La settimana scorsa abbiamo parlato un po’ della storia della forma sonetto in generale, e del sonetto italiano in particolare. Abbiamo ancora una settimana prima di analizzare il sonetto inglese – leggi: Shakespeariano – sonetto, però. Questa settimana, è tutto sul sonetto spenseriano.
La storia del sonetto spenseriano
Il sonetto spenseriano prende il nome da Edmund Spenser, un contemporaneo di William Shakespeare. Spenser è più famoso per il suo frammento poetico epico, The Faerie Queene. Mentre i versi di The Faerie Queene non furono scritti come sonetti, il loro stile unico di versi fissi è ora conosciuto come la Stanza Spenseriana.
Perché Spenser – insieme al collega poeta Sir Philip Sidney – si propose di stabilire un’eredità letteraria inglese che sarebbe andata oltre Geoffrey Chaucer, non sorprende che abbia creato e lavorato con forme poetiche proprie. Modellò questo approccio su poeti classici, come Eschilo, Esiodo, Omero e Sofocle. Per Spenser, la distinzione personale era importante quanto l’orgoglio letterario nazionale.
Parti di un sonetto spenseriano
A differenza del sonetto italiano, che consiste di un’ottava e una sestina, il sonetto spenseriano ha cinque parti: tre quartine e un distico. Ogni quartina alterna due rime e inizia con la rima usata nell’ultimo verso della quartina precedente. Così, lo schema delle rime è: ABAB BCBC CDCD. Il distico finale è, naturalmente, EE.
Perché la sua forma differisce da quella italiana, anche l’argomento del sonetto spenseriano è diverso. Invece del formato problema/soluzione, il sonetto spenseriano introduce tre idee nelle sue quartine, tutte incentrate su un tema comune: generalmente, l’amore. Il distico funge da commento a queste idee, ponendo la volta alla tredicesima riga invece che alla nona.
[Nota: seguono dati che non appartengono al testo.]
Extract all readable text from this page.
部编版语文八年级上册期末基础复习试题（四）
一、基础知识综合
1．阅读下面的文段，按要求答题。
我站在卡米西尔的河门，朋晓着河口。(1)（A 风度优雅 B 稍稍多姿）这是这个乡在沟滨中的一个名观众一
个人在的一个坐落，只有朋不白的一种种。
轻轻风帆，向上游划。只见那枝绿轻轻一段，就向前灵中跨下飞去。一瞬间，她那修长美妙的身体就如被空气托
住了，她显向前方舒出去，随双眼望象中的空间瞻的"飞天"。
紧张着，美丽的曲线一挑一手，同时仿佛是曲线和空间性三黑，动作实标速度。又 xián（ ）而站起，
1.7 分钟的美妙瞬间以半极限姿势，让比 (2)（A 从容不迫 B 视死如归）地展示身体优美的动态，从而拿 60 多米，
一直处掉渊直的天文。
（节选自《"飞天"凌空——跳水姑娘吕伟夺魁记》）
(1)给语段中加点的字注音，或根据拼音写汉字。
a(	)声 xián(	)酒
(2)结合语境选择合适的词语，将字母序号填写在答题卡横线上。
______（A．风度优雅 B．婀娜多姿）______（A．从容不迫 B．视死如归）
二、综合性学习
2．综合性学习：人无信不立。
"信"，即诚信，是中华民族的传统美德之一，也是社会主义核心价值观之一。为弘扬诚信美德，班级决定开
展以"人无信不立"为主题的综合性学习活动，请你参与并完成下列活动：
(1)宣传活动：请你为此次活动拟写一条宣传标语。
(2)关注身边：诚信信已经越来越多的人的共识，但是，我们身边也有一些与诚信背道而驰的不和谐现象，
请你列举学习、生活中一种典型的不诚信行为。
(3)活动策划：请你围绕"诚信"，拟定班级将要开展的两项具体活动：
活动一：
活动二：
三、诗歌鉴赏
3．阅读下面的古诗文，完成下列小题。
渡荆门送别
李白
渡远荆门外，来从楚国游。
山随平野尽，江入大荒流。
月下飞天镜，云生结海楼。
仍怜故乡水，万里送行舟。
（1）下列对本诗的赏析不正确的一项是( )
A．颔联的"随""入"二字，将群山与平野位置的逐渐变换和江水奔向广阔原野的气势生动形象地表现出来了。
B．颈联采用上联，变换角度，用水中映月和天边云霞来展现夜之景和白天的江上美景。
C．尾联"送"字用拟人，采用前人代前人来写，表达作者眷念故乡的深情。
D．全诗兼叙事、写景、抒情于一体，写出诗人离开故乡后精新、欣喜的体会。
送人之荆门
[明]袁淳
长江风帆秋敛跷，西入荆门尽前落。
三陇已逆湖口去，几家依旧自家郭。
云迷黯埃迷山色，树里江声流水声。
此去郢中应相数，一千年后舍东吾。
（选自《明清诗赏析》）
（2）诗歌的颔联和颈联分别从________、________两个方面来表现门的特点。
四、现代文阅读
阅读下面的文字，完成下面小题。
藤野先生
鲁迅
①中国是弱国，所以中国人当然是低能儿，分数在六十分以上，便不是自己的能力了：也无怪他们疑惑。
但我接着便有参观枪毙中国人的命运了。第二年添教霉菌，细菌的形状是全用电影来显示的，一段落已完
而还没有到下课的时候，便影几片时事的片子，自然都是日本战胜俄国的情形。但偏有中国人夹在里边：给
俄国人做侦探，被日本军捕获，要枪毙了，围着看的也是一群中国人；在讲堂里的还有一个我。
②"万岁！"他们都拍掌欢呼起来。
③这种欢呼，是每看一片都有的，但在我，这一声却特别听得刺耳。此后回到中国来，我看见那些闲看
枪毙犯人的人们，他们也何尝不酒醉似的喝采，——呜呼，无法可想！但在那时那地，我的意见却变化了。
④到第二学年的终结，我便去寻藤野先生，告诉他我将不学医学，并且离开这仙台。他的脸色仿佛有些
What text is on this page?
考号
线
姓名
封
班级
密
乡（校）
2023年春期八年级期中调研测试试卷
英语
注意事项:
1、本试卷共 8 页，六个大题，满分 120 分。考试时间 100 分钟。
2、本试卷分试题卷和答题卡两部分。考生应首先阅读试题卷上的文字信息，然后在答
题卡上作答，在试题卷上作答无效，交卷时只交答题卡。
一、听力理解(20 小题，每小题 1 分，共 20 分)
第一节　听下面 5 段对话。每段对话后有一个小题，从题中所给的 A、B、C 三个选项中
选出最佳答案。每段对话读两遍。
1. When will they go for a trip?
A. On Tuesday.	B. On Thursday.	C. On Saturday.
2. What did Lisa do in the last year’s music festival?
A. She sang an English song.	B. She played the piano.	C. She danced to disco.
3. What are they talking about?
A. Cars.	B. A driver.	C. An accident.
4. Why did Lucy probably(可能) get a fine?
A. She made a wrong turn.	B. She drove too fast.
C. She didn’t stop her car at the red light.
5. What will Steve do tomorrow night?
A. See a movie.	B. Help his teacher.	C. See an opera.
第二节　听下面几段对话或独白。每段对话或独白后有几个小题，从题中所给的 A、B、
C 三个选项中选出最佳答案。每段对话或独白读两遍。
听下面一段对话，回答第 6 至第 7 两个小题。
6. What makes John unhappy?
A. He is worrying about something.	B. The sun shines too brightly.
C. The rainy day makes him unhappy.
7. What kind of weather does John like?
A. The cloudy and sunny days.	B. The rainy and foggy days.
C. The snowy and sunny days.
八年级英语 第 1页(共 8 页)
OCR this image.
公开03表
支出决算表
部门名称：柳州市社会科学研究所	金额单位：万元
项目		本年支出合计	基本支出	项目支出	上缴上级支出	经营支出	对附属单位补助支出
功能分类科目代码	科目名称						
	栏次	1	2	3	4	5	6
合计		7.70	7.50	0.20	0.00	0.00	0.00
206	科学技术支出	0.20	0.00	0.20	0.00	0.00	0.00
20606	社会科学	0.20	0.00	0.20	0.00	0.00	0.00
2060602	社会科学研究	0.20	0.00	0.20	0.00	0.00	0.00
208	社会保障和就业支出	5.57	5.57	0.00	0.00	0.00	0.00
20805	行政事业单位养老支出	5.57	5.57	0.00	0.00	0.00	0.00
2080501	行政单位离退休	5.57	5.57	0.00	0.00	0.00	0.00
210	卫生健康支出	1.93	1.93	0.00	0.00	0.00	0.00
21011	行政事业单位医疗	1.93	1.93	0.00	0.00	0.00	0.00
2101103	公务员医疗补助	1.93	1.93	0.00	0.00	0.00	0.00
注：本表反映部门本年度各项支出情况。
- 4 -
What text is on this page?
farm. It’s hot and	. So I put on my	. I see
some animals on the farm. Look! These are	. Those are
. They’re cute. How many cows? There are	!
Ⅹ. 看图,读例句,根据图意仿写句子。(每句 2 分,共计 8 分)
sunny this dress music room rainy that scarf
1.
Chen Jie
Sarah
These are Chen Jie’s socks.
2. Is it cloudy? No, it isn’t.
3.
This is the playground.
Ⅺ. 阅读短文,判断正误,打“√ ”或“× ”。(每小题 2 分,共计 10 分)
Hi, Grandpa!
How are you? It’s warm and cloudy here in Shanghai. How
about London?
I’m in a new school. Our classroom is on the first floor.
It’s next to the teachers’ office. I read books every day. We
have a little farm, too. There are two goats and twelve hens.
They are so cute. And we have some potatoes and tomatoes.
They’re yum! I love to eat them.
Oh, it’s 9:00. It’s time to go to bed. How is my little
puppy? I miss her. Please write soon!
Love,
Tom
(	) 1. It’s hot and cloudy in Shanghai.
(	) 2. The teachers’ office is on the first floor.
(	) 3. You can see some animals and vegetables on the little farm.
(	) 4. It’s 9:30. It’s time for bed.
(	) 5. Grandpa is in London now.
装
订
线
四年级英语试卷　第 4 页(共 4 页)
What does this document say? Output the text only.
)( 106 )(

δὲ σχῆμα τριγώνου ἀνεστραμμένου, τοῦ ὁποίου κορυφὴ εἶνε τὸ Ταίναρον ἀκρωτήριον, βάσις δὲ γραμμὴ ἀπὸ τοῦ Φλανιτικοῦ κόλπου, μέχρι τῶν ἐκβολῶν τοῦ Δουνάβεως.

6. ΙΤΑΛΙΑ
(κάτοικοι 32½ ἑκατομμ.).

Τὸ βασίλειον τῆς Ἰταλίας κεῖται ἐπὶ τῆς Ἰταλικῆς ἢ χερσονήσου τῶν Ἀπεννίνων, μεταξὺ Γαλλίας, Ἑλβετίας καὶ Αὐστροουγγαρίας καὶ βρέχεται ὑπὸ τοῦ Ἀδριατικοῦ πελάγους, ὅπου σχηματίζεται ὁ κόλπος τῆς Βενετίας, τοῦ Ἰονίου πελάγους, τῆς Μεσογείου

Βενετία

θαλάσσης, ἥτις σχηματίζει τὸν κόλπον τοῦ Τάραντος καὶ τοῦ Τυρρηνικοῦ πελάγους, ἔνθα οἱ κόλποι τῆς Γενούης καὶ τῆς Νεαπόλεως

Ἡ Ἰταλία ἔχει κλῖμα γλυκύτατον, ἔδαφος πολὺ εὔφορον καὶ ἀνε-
Un esempio di sonetto spenseriano
Quello che segue è “Amoretti LXXV di Edmund Spenser: Un giorno ho scritto il suo nome”. Notate come le idee cambiano ad ogni quartina e come il distico – sebbene collegato alla seconda parte del dialogo – commenta gli eventi della poesia.
Un giorno scrissi il suo nome sulla spiaggia,
ma vennero le onde e lo lavarono via:
Di nuovo lo scrissi con una seconda mano,
ma venne la marea, e fece delle mie pene la sua preda.
“Vano uomo”, disse lei, “che invano asserisci
una cosa mortale così da immortalare;
perché io stesso sarò come questa decadenza,
e anche il mio nome sarà cancellato.”
“Non così,” (quod I) “lasciamo che le cose più basse escogitino
di morire nella polvere, ma tu vivrai per fama:
Il mio verso le tue virtù rare eternizzeranno,
e nei cieli scriveranno il tuo nome glorioso:
dove quando la morte sottometterà tutto il mondo,
il nostro amore vivrà, e la vita successiva rinnoverà.”